UPDATE 5:10 PM, 7/20: Clouds have kept temperatures down today across most of Southwest Virginia, and therefore, instability has been lacking, and there has been much less shower and thunderstorm development than projected. There is a line of showers/storms near the Ohio River about to cross into West Virginia that is rather slowly pushing southeastward and may affect our region later this evening, likely after sunset. There are also a few showers and storms developing ahead of that line. Similar to last night, we’ll keep an eye on this on radar through the evening. END UPDATE
UPDATE 8:45 AM, 7/20: The Storm Prediction Center has shifted the slight risk zone for severe storms to locations east of the Blue Ridge, where there will be greater heating and therefore atmospheric instability today. Further west, showers and storms are numerous north and west of the Roanoke Valley this morning (latest radar linked here), and additional storms are likely to redevelop later today as a cold front pushes into the host, sticky air mass in place. Expect splotchy coverage of rainfall — heavy for some, light for many, none for others — rather than areawide general rain. END UPDATE
We have a dozen windy cold fronts each winter – and then we had the Feb. 10, 2008, tree-toppling, wildfire-spreading, all-day windstorm. Similarly, we typically have maybe a half-dozen squall lines each summer, barreling at us from West Virginia — and then, we had the June 29, 2012, derecho and all its unforgettable mayhem. Each of those big windstorms were common seasonal weather events pumped up to a higher level by atmospheric steroids. Thursday night, we were back to the garden variety summer squall line. It looked pretty fearsome on radar coming through West Virginia, and there were a small cluster of wind damage reports that way (and quite a few power outages). But as it came into our part of Virginia, it pushed out a shelf cloud (that dark boiling mass that spread out overhead as the wind picked up) that was actually far more picturesque than we saw on June 29, some breezes gusting to about 40 mph (half that of the derecho), some lightning bolts and a little rain. The instability, lift and upper-level wind flow were just not nearly as great today as they were on June 29, and so we got something rather ordinary that resulted in lots of extraordinary photographs. I shared many of these on Twitter tonight as they came in. Matt Wray of Franklin County e-mailed me this panoramic photo of the shelf cloud, which was shot about the same time as this Doppler radar image from the National Weather Service detected the gust front (circled) moving ahead of the actual storm cells in the squall line. And here is a shot of it I took from the roof garden of The Roanoke Times building as the line becomes visible above the mountains northwest of Roanoke.
The factors that produced Thursday’s storms (there were hit-and-miss storms earlier in the afternoon, too) are still present for Friday.
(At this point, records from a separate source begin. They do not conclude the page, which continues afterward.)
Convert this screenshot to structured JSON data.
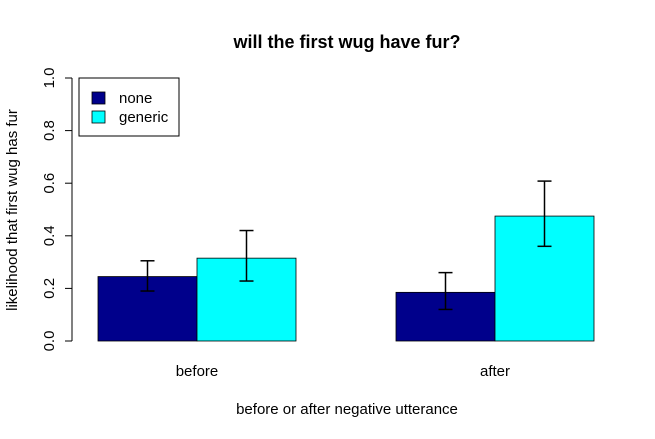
{
  "chart_data": {
    "type": "bar",
    "title": "will the first wug have fur?",
    "xlabel": "before or after negative utterance",
    "ylabel": "likelihood that first wug has fur",
    "categories": [
      "before",
      "after"
    ],
    "series": [
      {
        "name": "none",
        "color": "#00008B",
        "values": [
          0.245,
          0.185
        ],
        "error_low": [
          0.19,
          0.12
        ],
        "error_high": [
          0.305,
          0.26
        ]
      },
      {
        "name": "generic",
        "color": "#00FFFF",
        "values": [
          0.315,
          0.475
        ],
        "error_low": [
          0.228,
          0.36
        ],
        "error_high": [
          0.42,
          0.608
        ]
      }
    ],
    "ylim": [
      0,
      1
    ],
    "yticks": [
      "0.0",
      "0.2",
      "0.4",
      "0.6",
      "0.8",
      "1.0"
    ],
    "legend_position": "top-left",
    "grid": false
  }
}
In fact, Friday appears likely to be the peak day for this period of storminess (which probably lingers into Saturday), as a cold front to the northwest begins to push a little more into the hot, juicy air mass around us. The Storm Prediction Center, as of Thursday evening, had all of Virginia in a slight risk of severe storms, with damaging winds as the primary threat. Daytime heating — most highs in the 80s, with some in the low 90s — will help get a lot of storms going in the favorable atmospheric environment as the day progresses. Upper-level winds may be a little stronger on Friday, so a few storms may organize into clusters that could produce some severe winds — probably not a large-scale derecho, but some gusty storms. Heavy rain will also be a threat in the strongest storms — the HPC rainfall map favors locations north of us, and as I’ve said before, it’s a little too smoothed out and idealized in its rainfall depiction, as heavier rain will be spotty and some spots may get missed again. It’s a common summer pattern, after all.